Other Materials Handling Tasks - Tasks such as lowering, pushing, pulling, and carrying can create hazards to the back as well. If the task feels uncomfortable or unnatural, utilize the alternative materials-handling techniques listed in this Back Safety Plan.
Housekeeping - Poor housekeeping: slippery floors, crowded work conditions, tools or other hazards on the floor can create slip, trip or fall hazards that can result in back injury.
Poor Posture at Work - Be aware of proper posture when sitting, standing, or reclining. When sitting, your knees should be slightly higher than your hips and your shoulders and upper back should be straight. When lying down or sleeping, keep your knees slightly bent. Sleeping on your stomach can lead to morning backache.
Other Back Safety Issues
Factors unrelated to work that can affect back safety, including such things as physical condition and posture, athletic or home-improvement activity, and tension and stress.
Posture - Whether you're standing, sitting, or reclining, posture affects the amount of strain put on your back. The wrong posture increases strain on the back muscles and may bend the spine into positions that will cause trouble. When standing correctly, the spine has a natural "S" curve. The shoulders are back and the "S" curve is directly over the pelvis. Good sitting posture should put your knees slightly higher than your hips. Your hips should be to the rear of the chair with your lower back not overly arched. Also, your shoulders and upper back are not rounded. Reclining posture is important, too. Sleep on your side with knees bent or sleep on your back. Sleeping on your stomach, especially on a sagging mattress with your head on a thick pillow, puts too much strain on the spine. Result: morning backache.
Poor Physical Condition - Your physical condition can lead to back pain. If you are overweight, and especially if you have developed a pot belly, extra strain on your spine results. An estimate is that every extra pound up front puts 10 pounds of strain on your back. When you are out of shape, the chances for chronic back pain are greater. Infrequent exercise is a major factor, too. A sudden strain on generally unused back muscle leads to trouble, particularly when there is a sudden twisting or turning of the back. Proper diet and exercise is the sensible way to help avoid back problems.
Stress - Stress is another factor that may lead to back pain. Tied in with your general physical condition, stress created from work or play can cause muscle spasms that affect the spinal nerve network. Although stress is part of everyone's life, and a certain amount of stress is normal, excessive stress causes backache. The solution is a balanced life style with time to relax.
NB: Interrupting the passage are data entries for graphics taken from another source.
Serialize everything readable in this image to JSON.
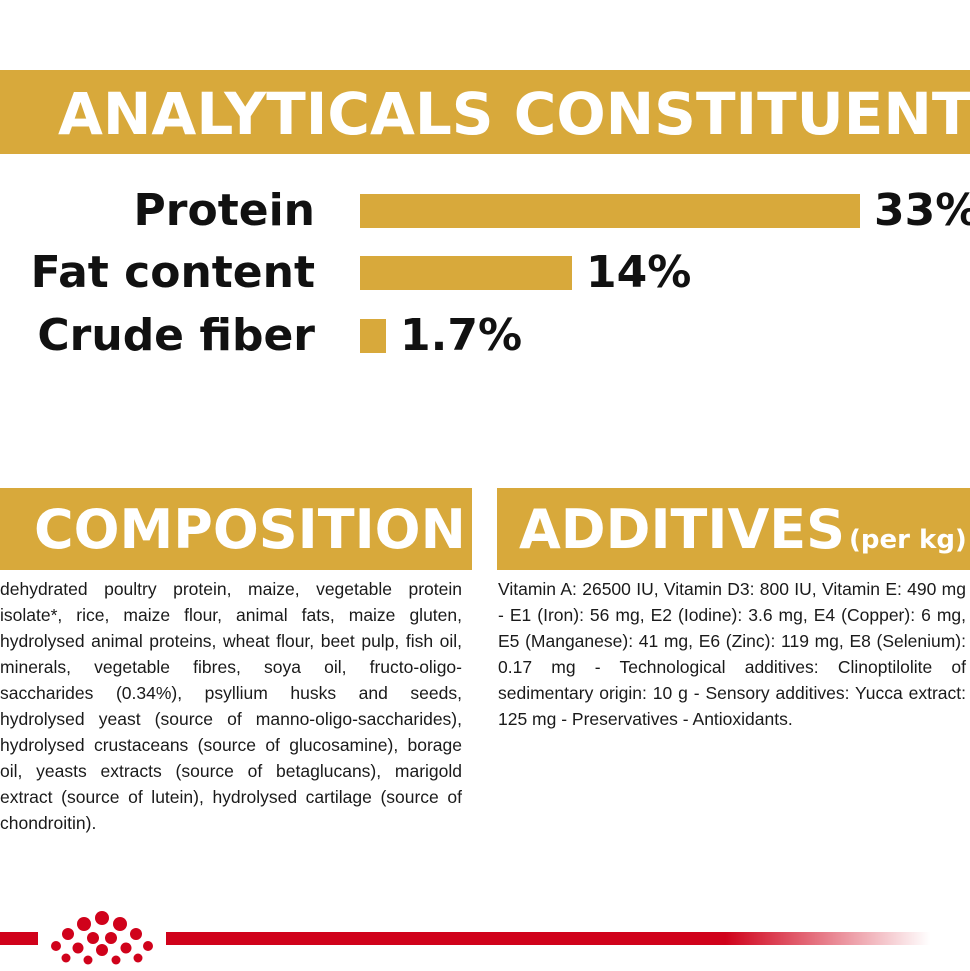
{
  "analytics": {
    "title": "ANALYTICALS CONSTITUENTS",
    "items": [
      {
        "label": "Protein",
        "value": 33,
        "value_text": "33%"
      },
      {
        "label": "Fat content",
        "value": 14,
        "value_text": "14%"
      },
      {
        "label": "Crude fiber",
        "value": 1.7,
        "value_text": "1.7%"
      }
    ]
  },
  "composition": {
    "title": "COMPOSITION",
    "text": "dehydrated poultry protein, maize, vegetable protein isolate*, rice, maize flour, animal fats, maize gluten, hydrolysed animal proteins, wheat flour, beet pulp, fish oil, minerals, vegetable fibres, soya oil, fructo-oligo-saccharides (0.34%), psyllium husks and seeds, hydrolysed yeast (source of manno-oligo-saccharides), hydrolysed crustaceans (source of glucosamine), borage oil, yeasts extracts (source of betaglucans), marigold extract (source of lutein), hydrolysed cartilage (source of chondroitin)."
  },
  "additives": {
    "title": "ADDITIVES",
    "subtitle": "(per kg)",
    "text": "Vitamin A: 26500 IU, Vitamin D3: 800 IU, Vitamin E: 490 mg - E1 (Iron): 56 mg, E2 (Iodine): 3.6 mg, E4 (Copper): 6 mg, E5 (Manganese): 41 mg, E6 (Zinc): 119 mg, E8 (Selenium): 0.17 mg - Technological additives: Clinoptilolite of sedimentary origin: 10 g - Sensory additives: Yucca extract: 125 mg - Preservatives - Antioxidants."
  },
  "colors": {
    "accent": "#d8a93b",
    "brand_red": "#d0021b"
  },
  "icons": {
    "logo": "crown-icon"
  }
}
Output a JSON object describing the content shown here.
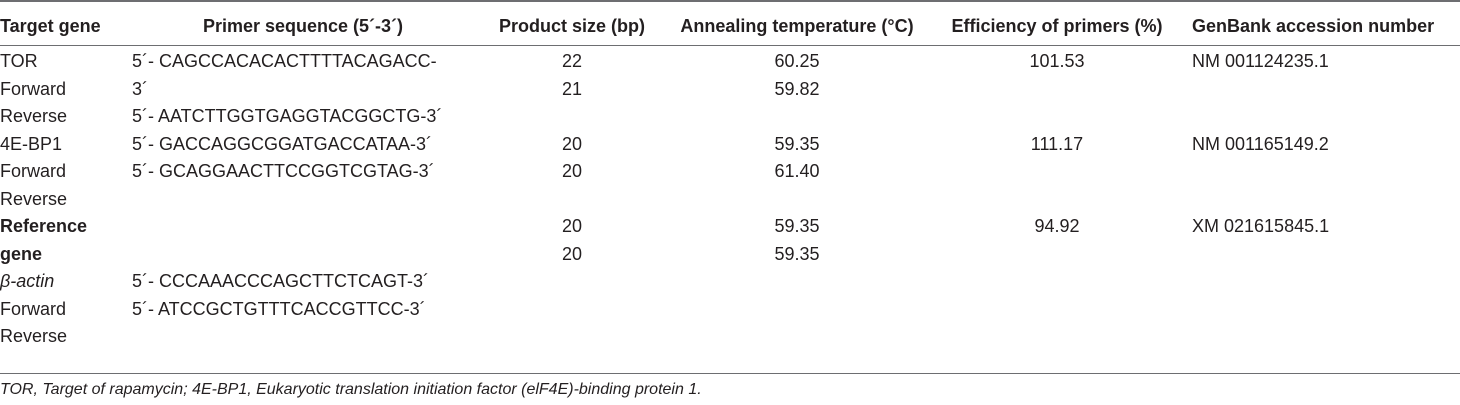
{
  "table": {
    "headers": {
      "target_gene": "Target gene",
      "primer_sequence": "Primer sequence (5´-3´)",
      "product_size": "Product size (bp)",
      "annealing_temperature": "Annealing temperature (°C)",
      "efficiency": "Efficiency of primers (%)",
      "genbank": "GenBank accession number"
    },
    "gene_col": [
      "TOR",
      "Forward",
      "Reverse",
      "4E-BP1",
      "Forward",
      "Reverse",
      "Reference",
      "gene",
      "β-actin",
      "Forward",
      "Reverse"
    ],
    "primer_col": [
      "5´- CAGCCACACACTTTTACAGACC-",
      "3´",
      "5´- AATCTTGGTGAGGTACGGCTG-3´",
      "5´- GACCAGGCGGATGACCATAA-3´",
      "5´- GCAGGAACTTCCGGTCGTAG-3´",
      "",
      "",
      "",
      "5´- CCCAAACCCAGCTTCTCAGT-3´",
      "5´- ATCCGCTGTTTCACCGTTCC-3´",
      ""
    ],
    "size_col": [
      "22",
      "21",
      "",
      "20",
      "20",
      "",
      "20",
      "20",
      "",
      "",
      ""
    ],
    "temp_col": [
      "60.25",
      "59.82",
      "",
      "59.35",
      "61.40",
      "",
      "59.35",
      "59.35",
      "",
      "",
      ""
    ],
    "efficiency_col": [
      "101.53",
      "",
      "",
      "111.17",
      "",
      "",
      "94.92",
      "",
      "",
      "",
      ""
    ],
    "genbank_col": [
      "NM 001124235.1",
      "",
      "",
      "NM 001165149.2",
      "",
      "",
      "XM 021615845.1",
      "",
      "",
      "",
      ""
    ]
  },
  "footnote": "TOR, Target of rapamycin; 4E-BP1, Eukaryotic translation initiation factor (elF4E)-binding protein 1."
}
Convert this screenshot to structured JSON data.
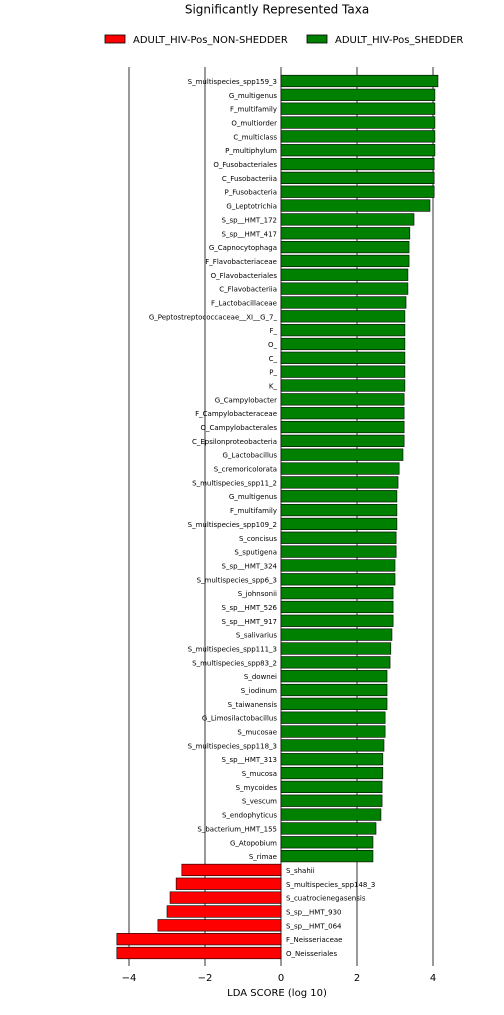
{
  "chart_data": {
    "type": "barh",
    "title": "Significantly Represented Taxa",
    "xlabel": "LDA SCORE (log 10)",
    "categories": [
      "S_multispecies_spp159_3",
      "G_multigenus",
      "F_multifamily",
      "O_multiorder",
      "C_multiclass",
      "P_multiphylum",
      "O_Fusobacteriales",
      "C_Fusobacteriia",
      "P_Fusobacteria",
      "G_Leptotrichia",
      "S_sp__HMT_172",
      "S_sp__HMT_417",
      "G_Capnocytophaga",
      "F_Flavobacteriaceae",
      "O_Flavobacteriales",
      "C_Flavobacteriia",
      "F_Lactobacillaceae",
      "G_Peptostreptococcaceae__XI__G_7_",
      "F_",
      "O_",
      "C_",
      "P_",
      "K_",
      "G_Campylobacter",
      "F_Campylobacteraceae",
      "O_Campylobacterales",
      "C_Epsilonproteobacteria",
      "G_Lactobacillus",
      "S_cremoricolorata",
      "S_multispecies_spp11_2",
      "G_multigenus",
      "F_multifamily",
      "S_multispecies_spp109_2",
      "S_concisus",
      "S_sputigena",
      "S_sp__HMT_324",
      "S_multispecies_spp6_3",
      "S_johnsonii",
      "S_sp__HMT_526",
      "S_sp__HMT_917",
      "S_salivarius",
      "S_multispecies_spp111_3",
      "S_multispecies_spp83_2",
      "S_downei",
      "S_iodinum",
      "S_taiwanensis",
      "G_Limosilactobacillus",
      "S_mucosae",
      "S_multispecies_spp118_3",
      "S_sp__HMT_313",
      "S_mucosa",
      "S_mycoides",
      "S_vescum",
      "S_endophyticus",
      "S_bacterium_HMT_155",
      "G_Atopobium",
      "S_rimae",
      "S_shahii",
      "S_multispecies_spp148_3",
      "S_cuatrocienegasensis",
      "S_sp__HMT_930",
      "S_sp__HMT_064",
      "F_Neisseriaceae",
      "O_Neisseriales"
    ],
    "series": [
      {
        "name": "ADULT_HIV-Pos_NON-SHEDDER",
        "color": "#ff0000",
        "values": [
          null,
          null,
          null,
          null,
          null,
          null,
          null,
          null,
          null,
          null,
          null,
          null,
          null,
          null,
          null,
          null,
          null,
          null,
          null,
          null,
          null,
          null,
          null,
          null,
          null,
          null,
          null,
          null,
          null,
          null,
          null,
          null,
          null,
          null,
          null,
          null,
          null,
          null,
          null,
          null,
          null,
          null,
          null,
          null,
          null,
          null,
          null,
          null,
          null,
          null,
          null,
          null,
          null,
          null,
          null,
          null,
          null,
          -2.61,
          -2.76,
          -2.92,
          -3.0,
          -3.24,
          -4.32,
          -4.32
        ]
      },
      {
        "name": "ADULT_HIV-Pos_SHEDDER",
        "color": "#008000",
        "values": [
          4.13,
          4.05,
          4.05,
          4.05,
          4.05,
          4.05,
          4.03,
          4.03,
          4.03,
          3.92,
          3.5,
          3.39,
          3.37,
          3.37,
          3.34,
          3.34,
          3.29,
          3.26,
          3.26,
          3.26,
          3.26,
          3.26,
          3.26,
          3.24,
          3.24,
          3.24,
          3.24,
          3.21,
          3.11,
          3.08,
          3.05,
          3.05,
          3.05,
          3.03,
          3.03,
          3.0,
          3.0,
          2.95,
          2.95,
          2.95,
          2.92,
          2.89,
          2.87,
          2.79,
          2.79,
          2.79,
          2.74,
          2.74,
          2.71,
          2.68,
          2.68,
          2.66,
          2.66,
          2.63,
          2.5,
          2.42,
          2.42,
          null,
          null,
          null,
          null,
          null,
          null,
          null
        ]
      }
    ],
    "xlim": [
      -4.8,
      4.9
    ],
    "xticks": [
      {
        "value": -4,
        "label": "−4"
      },
      {
        "value": -2,
        "label": "−2"
      },
      0,
      2,
      4
    ],
    "grid": true
  }
}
Repetitive Trauma - People often think back injuries result from lifting heavy or awkward objects. Many back injuries, however, do not come from a single lift, but occur from relatively minor strains over time. Back injuries, as with other cumulative trauma disorders (CTD), may arise from repeated injuries. (But, repetitive, low-grade strains usually do not cause CTDs.) As the worker repeats a particular irritating movement, the minor injuries begin to accumulate and weaken affected muscles or ligaments. Eventually a more serious injury may occur. Thus, a specific weight lifted may actually have little to do with any single injury. Remember to use mechanical aids when appropriate along with good lifting techniques, whenever you do any lifting. You can lift safely when performed with caution.
Back safety awareness is necessary, due to the prevalence and severity of back injuries throughout business and industry. Sprains and strains are the most common causes of lower back pain. Backs can be injured by improper lifting, falling, auto accidents, and sports activities. But of these, lifting improperly is the largest single cause of back pain and injury. Instituting proper lifting techniques and other safety measures can significantly reduce your chance of a back injury incident.